Schon die Jüngsten zu Mitwissern machen
Eine aktuelle AbsolventenAnalyse zeigt, dass die Informatikausbildung in Österreich den wirtschaftlichen Bedürfnissen nachhinkt. Höchste Zeit für eine Revolution des Bildungssystems.
In Europa werden bis 2020 voraussichtlich um die 750.000 Arbeitskräfte im IKT-Bereich fehlen. Folglich gelten Informatik und infor- matikfundierte Ausbildungen als logisches Rüstzeug, um die nächsten Puzzleteile der technologischen Revolution zu gestalten.
Das setzt allerdings die Befreiung der MINT-Fächer (Mathematik, Informatik, Naturwissenschaften, Technik) von ihrem Nerd-Image voraus, um schon die Allerjüngsten zu Mitwissern zu machen – Mädchen wie Buben. Denn aktuell sieht es in Österreich bezüglich Informatik-Nachwuchs traurig aus, obwohl unsere Universitäten aus allen Nähten platzen. Der Statistiker Harald Lothaller untersuchte die Absolventen-Situation der Studienrichtung Informatik an der TU Graz, TU Wien, Uni Linz und Uni Wien. Ein recht einheitliches Bild zeichnet sich ab: Der hiesige Informatik-Student ist meist männlich, österreichischer Staatsbürger, zu Studienbeginn bereits circa 23 Jahre alt und hat davor eine HTL oder eventuell ein Realgymnasium absolviert. Außerdem studiert er am liebsten in seinem Heimatbundesland. Über die Semester hinweg entwickelt diese ohnehin recht homogene Gruppe ihre Unterschiede noch zurück. Sprich: Personengruppen, die von der Mehrheit abweichen, brechen eher ab.

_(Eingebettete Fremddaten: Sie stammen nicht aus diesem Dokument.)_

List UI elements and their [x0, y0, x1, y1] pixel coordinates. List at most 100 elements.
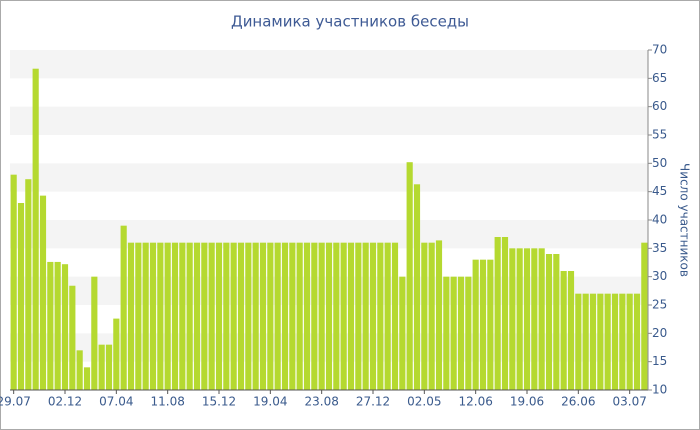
bar	[281, 242, 289, 390]
x-tick-label: 27.12	[356, 395, 390, 409]
bar	[641, 242, 648, 390]
bar	[611, 293, 619, 390]
grid-band	[10, 163, 648, 192]
bar	[25, 179, 32, 390]
bar	[186, 242, 193, 390]
bar	[69, 285, 76, 390]
bar	[237, 242, 245, 390]
bar	[560, 271, 567, 390]
bar	[626, 293, 633, 390]
x-tick-label: 07.04	[99, 395, 133, 409]
y-axis-label: Число участников	[678, 163, 692, 277]
bar	[267, 242, 274, 390]
bar	[10, 174, 17, 390]
bar	[39, 195, 47, 390]
bar	[318, 242, 325, 390]
bar	[355, 242, 362, 390]
bar	[259, 242, 267, 390]
bar	[391, 242, 399, 390]
bar	[54, 261, 61, 390]
y-tick-label: 40	[652, 213, 667, 227]
bar	[399, 276, 406, 390]
bar	[113, 318, 120, 390]
x-tick-label: 26.06	[561, 395, 595, 409]
bar	[61, 264, 69, 390]
bar	[157, 242, 164, 390]
bar	[406, 162, 413, 390]
bar	[362, 242, 369, 390]
x-tick-label: 11.08	[150, 395, 184, 409]
bar	[567, 271, 575, 390]
bar	[215, 242, 223, 390]
y-tick-label: 65	[652, 71, 667, 85]
x-tick-label: 29.07	[0, 395, 31, 409]
x-tick-label: 03.07	[612, 395, 646, 409]
bar	[633, 293, 641, 390]
bar	[494, 237, 501, 390]
grid-band	[10, 106, 648, 135]
bar	[523, 248, 531, 390]
bar	[142, 242, 149, 390]
bar	[296, 242, 303, 390]
bar	[472, 259, 479, 390]
bar	[377, 242, 384, 390]
bar	[428, 242, 435, 390]
bar	[201, 242, 208, 390]
bar	[105, 344, 113, 390]
bar	[91, 276, 98, 390]
bar	[619, 293, 626, 390]
bar	[127, 242, 135, 390]
bar	[450, 276, 457, 390]
bar	[384, 242, 391, 390]
bar	[252, 242, 259, 390]
chart-title: Динамика участников беседы	[231, 13, 469, 31]
y-tick-label: 15	[652, 354, 667, 368]
x-tick-label: 19.06	[510, 395, 544, 409]
bar	[311, 242, 318, 390]
y-tick-label: 45	[652, 184, 667, 198]
bar	[501, 237, 509, 390]
bar	[17, 203, 25, 390]
bar	[582, 293, 589, 390]
bar	[98, 344, 105, 390]
x-tick-label: 02.12	[48, 395, 82, 409]
bar	[208, 242, 215, 390]
bar	[413, 184, 421, 390]
bar	[369, 242, 377, 390]
bar	[289, 242, 296, 390]
bar	[538, 248, 545, 390]
x-tick-label: 12.06	[458, 395, 492, 409]
bar	[76, 350, 83, 390]
bar	[120, 225, 127, 390]
bar	[223, 242, 230, 390]
y-tick-label: 70	[652, 43, 667, 57]
bar	[274, 242, 281, 390]
bar	[516, 248, 523, 390]
y-tick-label: 55	[652, 128, 667, 142]
bar	[32, 68, 39, 390]
bar	[230, 242, 237, 390]
bar	[164, 242, 171, 390]
bar	[193, 242, 201, 390]
bar	[171, 242, 179, 390]
bar	[333, 242, 340, 390]
x-tick-label: 23.08	[304, 395, 338, 409]
bar	[325, 242, 333, 390]
grid-band	[10, 50, 648, 79]
x-tick-label: 19.04	[253, 395, 287, 409]
y-tick-label: 10	[652, 383, 667, 397]
y-tick-label: 20	[652, 326, 667, 340]
bar	[435, 240, 443, 390]
bar	[443, 276, 450, 390]
y-tick-label: 60	[652, 99, 667, 113]
bar	[597, 293, 604, 390]
y-tick-label: 50	[652, 156, 667, 170]
bar	[487, 259, 494, 390]
bar	[479, 259, 487, 390]
x-tick-label: 15.12	[202, 395, 236, 409]
bar	[575, 293, 582, 390]
bar	[457, 276, 465, 390]
bar	[421, 242, 428, 390]
bar	[531, 248, 538, 390]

Um diese Tendenz zu brechen, müssen unsere Informatik-Ausbildungen flexibler werden. Die Erfolgsformel besteht in der Verknüpfung des Informatikstudiums mit anderen Fächern, etwa Wirtschaft, Technik und Naturwissenschaften. Prinzipiell muss Informatik Basisstoff jeder Studienrichtung sein, denn ohne dementsprechendes Grundwissen wird in der digitalen Zukunft keine Berufsgruppe mehr auskommen.
Schlecht vorbereitet
Durchhaltevermögen und schulische Vorbildung korrelieren.

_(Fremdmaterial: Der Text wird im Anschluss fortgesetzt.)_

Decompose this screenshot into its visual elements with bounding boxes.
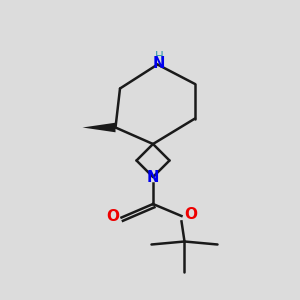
Text: H: H	[154, 50, 164, 63]
Text: O: O	[106, 209, 119, 224]
Text: O: O	[184, 207, 197, 222]
Text: N: N	[147, 170, 159, 185]
Polygon shape	[82, 123, 116, 132]
Text: N: N	[153, 56, 165, 71]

Der Sinn von manchen Studienzugangsbeschränkungen an Österreichs Universitäten ist zu hinterfragen, solange der Zulauf zu bestimmten Studien derart gering ist. Und von denen, die das Studium beginnen, schließt nur ein Bruchteil ab. Teils, weil sie vorzeitig von Betrieben abgeworben werden, aber auch, weil der Betreuungsschlüssel an Österreichs Universitäten viel zu schwach ist.
Unter den aktuellen Studienbedingungen schaffen es also viele Studierende nicht bis zum Abschluss. Und diese Studienabbrüche weisen einen systematischen Zusammenhang mit der schulischen Vorbildung auf. Die Zusammenarbeit zwischen Schulen und Hochschulen muss daher meiner Meinung nach verstärkt werden. Ähnlich wie die hiesigen HAK-Kollegs könnte eine Vorbereitungsphase zwischen Gymnasium und Informatikstudium eine gute Lösung sein. Damit werden AHS-Schüler auf das Niveau von HTL-Absolventen gebracht, und die Wahrscheinlichkeit verkleinert sich, dass diese Studenten auf der Hochschule zu früh an ihre Frustrationsgrenze stoßen und das Handtuch werfen.

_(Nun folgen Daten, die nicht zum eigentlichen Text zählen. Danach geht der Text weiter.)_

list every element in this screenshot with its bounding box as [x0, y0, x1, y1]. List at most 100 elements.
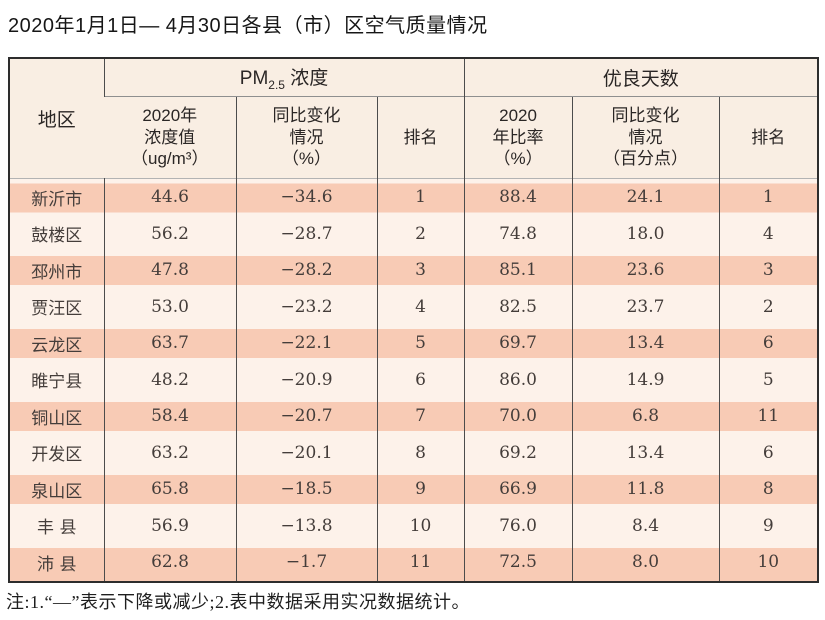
- region-cell: 新沂市: [9, 178, 104, 216]
- value-cell: 6: [718, 434, 819, 471]
- value-cell: 56.9: [103, 507, 236, 544]
- region-cell: 云龙区: [9, 325, 104, 362]
- value-cell: 4: [718, 215, 819, 252]
- table-row: 丰 县 56.9 −13.8 10 76.0 8.4 9: [9, 507, 819, 544]
- value-cell: 2: [718, 288, 819, 325]
- value-cell: 53.0: [103, 288, 236, 325]
- pm-label: PM: [239, 68, 269, 89]
- value-cell: −20.7: [235, 398, 377, 435]
- table-body: 新沂市 44.6 −34.6 1 88.4 24.1 1 鼓楼区 56.2 −28.7 2 74.8 1…: [9, 178, 819, 582]
- value-cell: 14.9: [571, 361, 720, 398]
- value-cell: 56.2: [103, 215, 236, 252]
- region-cell: 丰 县: [9, 507, 104, 544]
- value-cell: 63.7: [103, 325, 236, 362]
- value-cell: 13.4: [571, 434, 720, 471]
- pm-suffix: 浓度: [284, 68, 329, 89]
- table-row: 开发区 63.2 −20.1 8 69.2 13.4 6: [9, 434, 819, 471]
- value-cell: 70.0: [463, 398, 573, 435]
- value-cell: 3: [376, 252, 465, 289]
- value-cell: 10: [718, 544, 819, 582]
- region-cell: 睢宁县: [9, 361, 104, 398]
- air-quality-table: 地区 PM2.5 浓度 优良天数 2020年 浓度值 （ug/m³） 同比变化 …: [8, 57, 820, 583]
- value-cell: 8.0: [571, 544, 720, 582]
- region-cell: 沛 县: [9, 544, 104, 582]
- value-cell: −28.7: [235, 215, 377, 252]
- value-cell: −34.6: [235, 178, 377, 216]
- value-cell: 9: [718, 507, 819, 544]
- value-cell: 23.6: [571, 252, 720, 289]
- value-cell: 3: [718, 252, 819, 289]
- value-cell: 1: [718, 178, 819, 216]
- value-cell: 11.8: [571, 471, 720, 508]
- value-cell: −22.1: [235, 325, 377, 362]
- page-title: 2020年1月1日— 4月30日各县（市）区空气质量情况: [8, 15, 488, 37]
- table-header: 地区 PM2.5 浓度 优良天数 2020年 浓度值 （ug/m³） 同比变化 …: [9, 58, 819, 179]
- value-cell: 6: [376, 361, 465, 398]
- value-cell: 88.4: [463, 178, 573, 216]
- group-header-row: 地区 PM2.5 浓度 优良天数: [9, 58, 819, 179]
- col-header-pm-value: 2020年 浓度值 （ug/m³）: [104, 96, 236, 179]
- value-cell: −23.2: [235, 288, 377, 325]
- value-cell: 85.1: [463, 252, 573, 289]
- value-cell: 65.8: [103, 471, 236, 508]
- table-row: 铜山区 58.4 −20.7 7 70.0 6.8 11: [9, 398, 819, 435]
- col-header-good-change: 同比变化 情况 （百分点）: [571, 96, 720, 179]
- table-row: 鼓楼区 56.2 −28.7 2 74.8 18.0 4: [9, 215, 819, 252]
- table-row: 沛 县 62.8 −1.7 11 72.5 8.0 10: [9, 544, 819, 582]
- table-row: 新沂市 44.6 −34.6 1 88.4 24.1 1: [9, 178, 819, 216]
- value-cell: 69.2: [463, 434, 573, 471]
- value-cell: 72.5: [463, 544, 573, 582]
- value-cell: 5: [718, 361, 819, 398]
- value-cell: 2: [376, 215, 465, 252]
- value-cell: −20.1: [235, 434, 377, 471]
- table-row: 云龙区 63.7 −22.1 5 69.7 13.4 6: [9, 325, 819, 362]
- sub-header-row: 2020年 浓度值 （ug/m³） 同比变化 情况 （%） 排名 2020 年比…: [9, 96, 819, 179]
- table-row: 睢宁县 48.2 −20.9 6 86.0 14.9 5: [9, 361, 819, 398]
- value-cell: 18.0: [571, 215, 720, 252]
- value-cell: 8: [718, 471, 819, 508]
- value-cell: 7: [376, 398, 465, 435]
- col-group-good-days: 优良天数: [463, 58, 819, 97]
- value-cell: 44.6: [103, 178, 236, 216]
- value-cell: 24.1: [571, 178, 720, 216]
- region-cell: 泉山区: [9, 471, 104, 508]
- value-cell: 6.8: [571, 398, 720, 435]
- value-cell: 69.7: [463, 325, 573, 362]
- value-cell: 82.5: [463, 288, 573, 325]
- col-header-region: 地区: [9, 58, 104, 179]
- region-cell: 鼓楼区: [9, 215, 104, 252]
- table-row: 邳州市 47.8 −28.2 3 85.1 23.6 3: [9, 252, 819, 289]
- value-cell: 48.2: [103, 361, 236, 398]
- col-group-pm25: PM2.5 浓度: [103, 58, 465, 97]
- value-cell: 9: [376, 471, 465, 508]
- value-cell: 58.4: [103, 398, 236, 435]
- table-row: 泉山区 65.8 −18.5 9 66.9 11.8 8: [9, 471, 819, 508]
- value-cell: 66.9: [463, 471, 573, 508]
- value-cell: 6: [718, 325, 819, 362]
- value-cell: 8.4: [571, 507, 720, 544]
- value-cell: −18.5: [235, 471, 377, 508]
- value-cell: −1.7: [235, 544, 377, 582]
- col-header-good-rank: 排名: [718, 96, 819, 179]
- value-cell: 13.4: [571, 325, 720, 362]
- col-header-good-rate: 2020 年比率 （%）: [463, 96, 573, 179]
- value-cell: 11: [718, 398, 819, 435]
- footnote: 注:1.“—”表示下降或减少;2.表中数据采用实况数据统计。: [6, 592, 470, 612]
- region-cell: 开发区: [9, 434, 104, 471]
- region-cell: 铜山区: [9, 398, 104, 435]
- value-cell: 10: [376, 507, 465, 544]
- value-cell: −28.2: [235, 252, 377, 289]
- value-cell: 5: [376, 325, 465, 362]
- value-cell: 86.0: [463, 361, 573, 398]
- value-cell: 62.8: [103, 544, 236, 582]
- table-row: 贾汪区 53.0 −23.2 4 82.5 23.7 2: [9, 288, 819, 325]
- value-cell: 4: [376, 288, 465, 325]
- value-cell: 47.8: [103, 252, 236, 289]
- value-cell: 63.2: [103, 434, 236, 471]
- region-cell: 邳州市: [9, 252, 104, 289]
- pm-subscript: 2.5: [268, 78, 285, 92]
- col-header-pm-change: 同比变化 情况 （%）: [235, 96, 377, 179]
- value-cell: −20.9: [235, 361, 377, 398]
- value-cell: 8: [376, 434, 465, 471]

Ideen wie diese mögen auf den ersten Blick weit hergeholt wirken. Aber wenn wir Österreich erfolgreich in eine digitale Zukunft führen wollen, muss intensiv und „outside the box“nachgedachtwerden – die wirtschaftliche Realität hat das schwerfällige Bildungssystem bereits längst überholt.